Albayrak: Moğolları tanıyabilmek için Türk halklarını tanımak ve bilmek gerekir
LAÜ Dr. Fazıl Küçük Eğitim Fakültesi Türkçe Öğretmenliği Bölümü Öğretim Üyesi Yrd. Doç. Dr. Fatma Albayrak, “Bugün Türk dili, tarihi ve kültürü araştırmalarında Moğollar ve Moğol kültürü önemli bir yere sahiptir. Aynı şekilde Moğolları tanıyabilmek, geçmişlerine ışık tutabilmek için Türk halklarını tanımak ve bilmek gerekmektedir” dedi. Dolayısıyla bugünkü adıyla Moğolistan, Türk tarihi ve kültürü açısından son derece önemli bir konumda olduğunu söyleyen Albayrak, “Zira bu topraklar, tarihte pek çok Türk boyunun ortaya çıktığı, kader birliği yaptığı, zamanla millet şuuruna erip devletler kurduğu ve gök kadar engin ülkelere sahip olduğu kutlu geçmişin eşsiz mirasını üzerinde barındırmaktadır” dedi.

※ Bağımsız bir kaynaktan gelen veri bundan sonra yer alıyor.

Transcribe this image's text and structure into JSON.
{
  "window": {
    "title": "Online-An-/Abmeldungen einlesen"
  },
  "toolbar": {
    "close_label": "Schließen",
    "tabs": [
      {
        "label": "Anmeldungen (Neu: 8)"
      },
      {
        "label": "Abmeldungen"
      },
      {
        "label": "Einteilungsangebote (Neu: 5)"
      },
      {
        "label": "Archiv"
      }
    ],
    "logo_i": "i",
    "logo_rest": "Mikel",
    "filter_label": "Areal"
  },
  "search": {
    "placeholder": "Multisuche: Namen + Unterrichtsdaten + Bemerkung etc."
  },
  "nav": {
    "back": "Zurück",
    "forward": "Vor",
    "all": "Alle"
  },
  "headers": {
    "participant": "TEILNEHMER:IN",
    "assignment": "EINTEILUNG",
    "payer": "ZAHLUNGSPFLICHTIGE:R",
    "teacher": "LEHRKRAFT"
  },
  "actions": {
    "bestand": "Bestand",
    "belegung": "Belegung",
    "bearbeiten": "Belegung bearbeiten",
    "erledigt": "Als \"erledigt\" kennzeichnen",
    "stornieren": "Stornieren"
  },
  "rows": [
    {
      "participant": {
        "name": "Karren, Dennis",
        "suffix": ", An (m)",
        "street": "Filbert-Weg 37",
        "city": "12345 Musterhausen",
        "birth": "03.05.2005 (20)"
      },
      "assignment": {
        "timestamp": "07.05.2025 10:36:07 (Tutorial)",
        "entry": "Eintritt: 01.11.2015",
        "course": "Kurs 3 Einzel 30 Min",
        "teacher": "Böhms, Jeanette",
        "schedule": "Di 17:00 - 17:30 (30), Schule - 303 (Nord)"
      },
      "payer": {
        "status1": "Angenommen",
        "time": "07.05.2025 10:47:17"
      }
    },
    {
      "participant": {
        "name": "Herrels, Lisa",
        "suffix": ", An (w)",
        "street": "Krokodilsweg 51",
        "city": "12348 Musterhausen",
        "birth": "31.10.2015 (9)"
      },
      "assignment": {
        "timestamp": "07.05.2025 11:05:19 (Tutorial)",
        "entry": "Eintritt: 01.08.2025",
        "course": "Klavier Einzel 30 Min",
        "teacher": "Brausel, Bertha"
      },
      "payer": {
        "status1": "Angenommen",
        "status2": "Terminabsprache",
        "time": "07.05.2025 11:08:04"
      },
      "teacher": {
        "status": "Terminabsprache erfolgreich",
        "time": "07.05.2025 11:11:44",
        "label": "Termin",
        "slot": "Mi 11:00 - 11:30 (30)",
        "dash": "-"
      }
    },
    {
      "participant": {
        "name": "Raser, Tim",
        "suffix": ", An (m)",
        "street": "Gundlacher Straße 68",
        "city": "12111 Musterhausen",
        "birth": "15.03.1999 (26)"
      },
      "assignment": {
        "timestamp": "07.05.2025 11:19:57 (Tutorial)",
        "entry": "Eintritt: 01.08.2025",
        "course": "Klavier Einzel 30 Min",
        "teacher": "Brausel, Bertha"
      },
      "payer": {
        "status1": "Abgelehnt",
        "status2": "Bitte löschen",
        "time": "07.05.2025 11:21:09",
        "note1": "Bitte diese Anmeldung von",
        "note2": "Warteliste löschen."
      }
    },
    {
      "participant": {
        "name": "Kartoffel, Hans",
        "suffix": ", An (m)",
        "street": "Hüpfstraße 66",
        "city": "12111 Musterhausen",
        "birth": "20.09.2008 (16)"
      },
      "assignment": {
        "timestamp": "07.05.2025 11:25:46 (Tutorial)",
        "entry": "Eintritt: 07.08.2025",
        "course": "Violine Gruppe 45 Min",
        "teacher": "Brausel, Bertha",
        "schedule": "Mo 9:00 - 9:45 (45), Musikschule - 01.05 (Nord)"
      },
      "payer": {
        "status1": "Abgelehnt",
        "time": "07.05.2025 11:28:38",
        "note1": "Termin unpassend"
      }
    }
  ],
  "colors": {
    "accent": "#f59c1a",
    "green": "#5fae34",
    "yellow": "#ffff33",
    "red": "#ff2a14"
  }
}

Albayrak, 2014 yılı itibarıyla 45. yılını tamamlayan Moğolistan-Türkiye ilişkilerinin hızlı bir gelişme gösterdiğini, Moğolistan vatandaşı olan halkların Türkçe öğrenme taleplerini de arttırdığını, dolayısıyla Türkiye Türkçesi Moğolistan’da hem belli başlı devlet kurumlarında hem de yerel girişimcilerin çabalarıyla açılan özel kuruluşlarda yabancı dil olarak öğretilmeye başlandığını belirtti.